История жизни Александра Афанасьева

Вся жизнь — на переднем крае

Для полковника в отставке Александра Егоровича Афанасьева путь на фронт начинался в родных тамбовских краях...

Для полковника в отставке Александра Егоровича Афанасьева путь на фронт начинался в родных тамбовских краях, когда в октябре 1942 года 17–летний юноша был призван в ряды Красной Армии. Потом последовала форсированная, напряженная учеба в Тамбовском военно–пулеметном училище, после которой физически крепкий, выносливый парень глянулся представителям воздушно–десантных войск, прибывшим за пополнением. В июле 1943 года Афанасьев оказался под Звенигородом, где доукомплектовывалась 100–я гвардейская дивизия ВДВ. С ней и довелось ему прошагать дорогами войны сначала в составе Карельского, а потом 2–го и 3–го Украинских фронтов, будучи все время, как говорили фронтовики, «на передке»...


Родившийся в рубашке


Для начала пришлось лихим десантникам стать обычными пехотинцами.
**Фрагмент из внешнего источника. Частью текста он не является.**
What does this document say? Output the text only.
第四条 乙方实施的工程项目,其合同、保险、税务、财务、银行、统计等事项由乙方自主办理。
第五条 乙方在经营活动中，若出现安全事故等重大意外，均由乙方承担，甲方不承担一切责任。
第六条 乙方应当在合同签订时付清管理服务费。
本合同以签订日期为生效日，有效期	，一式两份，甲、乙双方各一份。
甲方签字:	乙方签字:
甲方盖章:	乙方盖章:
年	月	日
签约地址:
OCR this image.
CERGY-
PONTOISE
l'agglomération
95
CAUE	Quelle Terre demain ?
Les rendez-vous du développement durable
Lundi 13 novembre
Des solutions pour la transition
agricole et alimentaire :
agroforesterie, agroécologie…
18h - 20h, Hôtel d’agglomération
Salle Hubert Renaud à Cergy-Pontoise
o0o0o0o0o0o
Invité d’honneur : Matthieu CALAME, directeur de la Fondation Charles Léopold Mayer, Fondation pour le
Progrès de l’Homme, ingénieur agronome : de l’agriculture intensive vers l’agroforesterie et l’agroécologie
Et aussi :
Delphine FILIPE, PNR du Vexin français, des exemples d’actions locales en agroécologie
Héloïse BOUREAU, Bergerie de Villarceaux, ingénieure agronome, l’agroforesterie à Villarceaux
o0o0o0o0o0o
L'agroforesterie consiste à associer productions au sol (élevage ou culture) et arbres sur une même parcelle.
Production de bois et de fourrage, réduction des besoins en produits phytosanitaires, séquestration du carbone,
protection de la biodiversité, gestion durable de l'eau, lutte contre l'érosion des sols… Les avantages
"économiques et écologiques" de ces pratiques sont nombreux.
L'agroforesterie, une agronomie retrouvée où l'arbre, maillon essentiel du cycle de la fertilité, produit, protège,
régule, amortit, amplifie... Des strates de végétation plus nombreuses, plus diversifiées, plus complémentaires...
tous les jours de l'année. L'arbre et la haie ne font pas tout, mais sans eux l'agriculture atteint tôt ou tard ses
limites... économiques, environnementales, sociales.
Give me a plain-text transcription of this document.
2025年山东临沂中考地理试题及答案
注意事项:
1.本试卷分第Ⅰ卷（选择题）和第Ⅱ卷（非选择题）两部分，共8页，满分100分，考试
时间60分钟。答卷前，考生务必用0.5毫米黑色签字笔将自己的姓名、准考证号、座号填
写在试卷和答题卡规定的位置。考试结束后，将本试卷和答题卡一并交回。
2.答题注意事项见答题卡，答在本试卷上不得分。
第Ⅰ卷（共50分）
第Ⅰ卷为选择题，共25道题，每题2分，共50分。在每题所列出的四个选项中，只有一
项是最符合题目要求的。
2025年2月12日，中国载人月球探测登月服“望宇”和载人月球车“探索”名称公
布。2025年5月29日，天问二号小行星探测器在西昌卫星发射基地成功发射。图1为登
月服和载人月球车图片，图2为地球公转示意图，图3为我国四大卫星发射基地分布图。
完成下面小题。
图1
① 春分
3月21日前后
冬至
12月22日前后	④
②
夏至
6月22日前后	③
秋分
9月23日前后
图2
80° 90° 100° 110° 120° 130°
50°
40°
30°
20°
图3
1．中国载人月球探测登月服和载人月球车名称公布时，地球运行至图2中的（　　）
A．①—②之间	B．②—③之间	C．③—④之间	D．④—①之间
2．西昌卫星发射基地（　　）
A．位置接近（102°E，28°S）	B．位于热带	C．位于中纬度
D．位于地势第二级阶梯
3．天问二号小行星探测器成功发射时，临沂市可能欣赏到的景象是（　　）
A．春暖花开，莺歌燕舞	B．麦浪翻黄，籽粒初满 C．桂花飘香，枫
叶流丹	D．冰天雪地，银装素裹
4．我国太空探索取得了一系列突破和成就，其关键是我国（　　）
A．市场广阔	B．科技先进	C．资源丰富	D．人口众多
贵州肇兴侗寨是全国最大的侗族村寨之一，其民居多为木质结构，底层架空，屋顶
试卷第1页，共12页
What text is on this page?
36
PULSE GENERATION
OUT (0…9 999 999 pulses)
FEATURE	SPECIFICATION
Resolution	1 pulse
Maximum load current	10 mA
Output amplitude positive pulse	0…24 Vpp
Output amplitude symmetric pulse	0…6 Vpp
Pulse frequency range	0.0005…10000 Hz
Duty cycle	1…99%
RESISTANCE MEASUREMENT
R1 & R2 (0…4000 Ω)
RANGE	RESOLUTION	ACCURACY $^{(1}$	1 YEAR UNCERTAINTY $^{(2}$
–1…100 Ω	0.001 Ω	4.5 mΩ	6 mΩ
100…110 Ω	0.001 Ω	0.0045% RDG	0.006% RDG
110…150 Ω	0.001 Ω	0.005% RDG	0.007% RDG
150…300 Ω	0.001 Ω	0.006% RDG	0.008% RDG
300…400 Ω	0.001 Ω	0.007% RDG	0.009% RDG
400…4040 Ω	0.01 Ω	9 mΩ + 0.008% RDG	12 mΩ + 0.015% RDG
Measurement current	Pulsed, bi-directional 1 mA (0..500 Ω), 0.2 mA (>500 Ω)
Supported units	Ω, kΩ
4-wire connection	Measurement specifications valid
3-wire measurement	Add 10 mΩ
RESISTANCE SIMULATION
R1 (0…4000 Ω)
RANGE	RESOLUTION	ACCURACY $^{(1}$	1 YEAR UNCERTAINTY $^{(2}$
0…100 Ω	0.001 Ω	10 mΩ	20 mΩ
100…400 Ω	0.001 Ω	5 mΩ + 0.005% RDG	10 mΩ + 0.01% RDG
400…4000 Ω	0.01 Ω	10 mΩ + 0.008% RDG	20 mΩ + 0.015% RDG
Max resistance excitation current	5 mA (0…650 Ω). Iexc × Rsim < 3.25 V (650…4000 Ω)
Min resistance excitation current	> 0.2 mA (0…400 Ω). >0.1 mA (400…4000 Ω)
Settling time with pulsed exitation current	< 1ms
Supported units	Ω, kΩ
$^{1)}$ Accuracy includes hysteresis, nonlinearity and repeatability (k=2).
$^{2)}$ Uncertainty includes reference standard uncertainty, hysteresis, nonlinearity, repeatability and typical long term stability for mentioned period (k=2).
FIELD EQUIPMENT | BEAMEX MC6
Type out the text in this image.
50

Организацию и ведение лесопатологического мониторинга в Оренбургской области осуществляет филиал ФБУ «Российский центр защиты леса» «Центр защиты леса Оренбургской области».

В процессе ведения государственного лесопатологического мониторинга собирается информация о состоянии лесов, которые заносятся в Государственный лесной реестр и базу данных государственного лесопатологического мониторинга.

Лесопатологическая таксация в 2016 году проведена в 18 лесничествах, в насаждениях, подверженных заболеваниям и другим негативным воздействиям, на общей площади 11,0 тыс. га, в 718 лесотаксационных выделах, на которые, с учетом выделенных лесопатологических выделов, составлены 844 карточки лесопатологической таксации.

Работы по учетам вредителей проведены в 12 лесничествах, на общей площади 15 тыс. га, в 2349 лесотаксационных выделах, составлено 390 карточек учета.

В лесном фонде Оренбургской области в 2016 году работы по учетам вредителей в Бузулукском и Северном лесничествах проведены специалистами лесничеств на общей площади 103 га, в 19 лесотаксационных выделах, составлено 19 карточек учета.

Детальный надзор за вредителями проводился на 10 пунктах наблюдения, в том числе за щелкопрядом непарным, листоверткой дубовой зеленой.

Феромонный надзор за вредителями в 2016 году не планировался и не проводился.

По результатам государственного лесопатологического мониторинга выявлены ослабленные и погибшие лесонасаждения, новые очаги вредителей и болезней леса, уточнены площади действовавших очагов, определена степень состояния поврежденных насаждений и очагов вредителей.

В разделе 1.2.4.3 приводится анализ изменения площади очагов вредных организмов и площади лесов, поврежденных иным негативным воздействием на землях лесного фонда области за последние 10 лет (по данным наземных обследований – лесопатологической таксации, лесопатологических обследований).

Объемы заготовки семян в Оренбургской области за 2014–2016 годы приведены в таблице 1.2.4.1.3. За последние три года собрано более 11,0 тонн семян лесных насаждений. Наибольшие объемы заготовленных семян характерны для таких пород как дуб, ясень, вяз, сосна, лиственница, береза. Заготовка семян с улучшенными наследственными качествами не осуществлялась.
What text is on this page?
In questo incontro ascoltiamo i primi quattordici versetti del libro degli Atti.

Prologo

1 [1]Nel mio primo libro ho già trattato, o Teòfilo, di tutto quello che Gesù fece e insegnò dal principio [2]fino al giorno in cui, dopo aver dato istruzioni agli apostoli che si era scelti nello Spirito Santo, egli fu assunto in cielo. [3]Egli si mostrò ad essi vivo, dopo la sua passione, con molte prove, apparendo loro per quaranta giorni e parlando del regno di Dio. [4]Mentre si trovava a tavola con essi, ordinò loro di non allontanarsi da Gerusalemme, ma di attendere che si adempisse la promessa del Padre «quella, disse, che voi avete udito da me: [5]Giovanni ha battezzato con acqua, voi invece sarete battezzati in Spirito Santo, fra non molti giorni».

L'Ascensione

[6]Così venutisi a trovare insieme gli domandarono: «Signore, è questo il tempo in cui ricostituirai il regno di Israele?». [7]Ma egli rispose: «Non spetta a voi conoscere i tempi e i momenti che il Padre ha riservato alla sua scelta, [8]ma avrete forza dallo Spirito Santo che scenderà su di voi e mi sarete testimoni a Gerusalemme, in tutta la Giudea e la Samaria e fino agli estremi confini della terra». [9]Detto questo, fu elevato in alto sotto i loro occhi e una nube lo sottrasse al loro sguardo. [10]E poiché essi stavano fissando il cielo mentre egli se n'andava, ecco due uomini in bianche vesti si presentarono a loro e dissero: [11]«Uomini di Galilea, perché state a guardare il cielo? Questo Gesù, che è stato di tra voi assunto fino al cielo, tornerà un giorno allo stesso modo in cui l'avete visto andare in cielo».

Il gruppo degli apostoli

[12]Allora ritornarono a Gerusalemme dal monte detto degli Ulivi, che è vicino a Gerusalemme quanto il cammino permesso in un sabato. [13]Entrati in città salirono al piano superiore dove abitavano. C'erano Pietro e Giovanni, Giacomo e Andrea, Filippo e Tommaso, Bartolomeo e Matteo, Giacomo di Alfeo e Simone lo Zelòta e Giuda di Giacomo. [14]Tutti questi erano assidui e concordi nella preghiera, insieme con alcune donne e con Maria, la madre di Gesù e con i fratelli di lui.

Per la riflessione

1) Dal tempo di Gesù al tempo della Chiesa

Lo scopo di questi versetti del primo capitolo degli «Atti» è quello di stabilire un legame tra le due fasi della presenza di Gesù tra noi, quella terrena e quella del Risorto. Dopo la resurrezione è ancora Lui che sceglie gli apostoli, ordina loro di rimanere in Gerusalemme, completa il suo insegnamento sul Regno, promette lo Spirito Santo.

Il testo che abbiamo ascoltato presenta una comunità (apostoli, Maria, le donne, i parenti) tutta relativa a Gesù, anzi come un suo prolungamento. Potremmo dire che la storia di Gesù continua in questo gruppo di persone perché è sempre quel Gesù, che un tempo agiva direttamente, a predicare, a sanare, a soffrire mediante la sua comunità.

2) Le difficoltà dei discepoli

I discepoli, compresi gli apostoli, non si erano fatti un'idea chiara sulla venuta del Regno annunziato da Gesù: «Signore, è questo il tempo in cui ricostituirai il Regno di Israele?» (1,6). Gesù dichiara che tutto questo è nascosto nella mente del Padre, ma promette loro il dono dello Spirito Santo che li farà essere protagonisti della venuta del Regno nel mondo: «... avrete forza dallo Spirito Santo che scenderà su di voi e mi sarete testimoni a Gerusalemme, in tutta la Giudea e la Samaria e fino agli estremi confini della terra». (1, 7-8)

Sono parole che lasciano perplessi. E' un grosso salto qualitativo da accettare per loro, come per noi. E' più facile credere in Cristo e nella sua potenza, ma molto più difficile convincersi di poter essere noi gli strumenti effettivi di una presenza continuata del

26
В тот период логика войны и боевая обстановка не требовали операций с применением крупных соединений парашютистов. Поэтому дивизия стала именоваться 100–й гвардейской стрелковой дивизией. А воевать новоиспеченные пехотинцы начали на Карельском фронте. Там финские автоматчики–«кукушки» безжалостно били по ним с деревьев, давая одновременно наводку своим артиллеристам. Во время одного из таких артобстрелов едва только Александр успел расстелить плащ–палатку, как ее край пригвоздил к снегу... финский снаряд. К общему счастью, он так и не взорвался.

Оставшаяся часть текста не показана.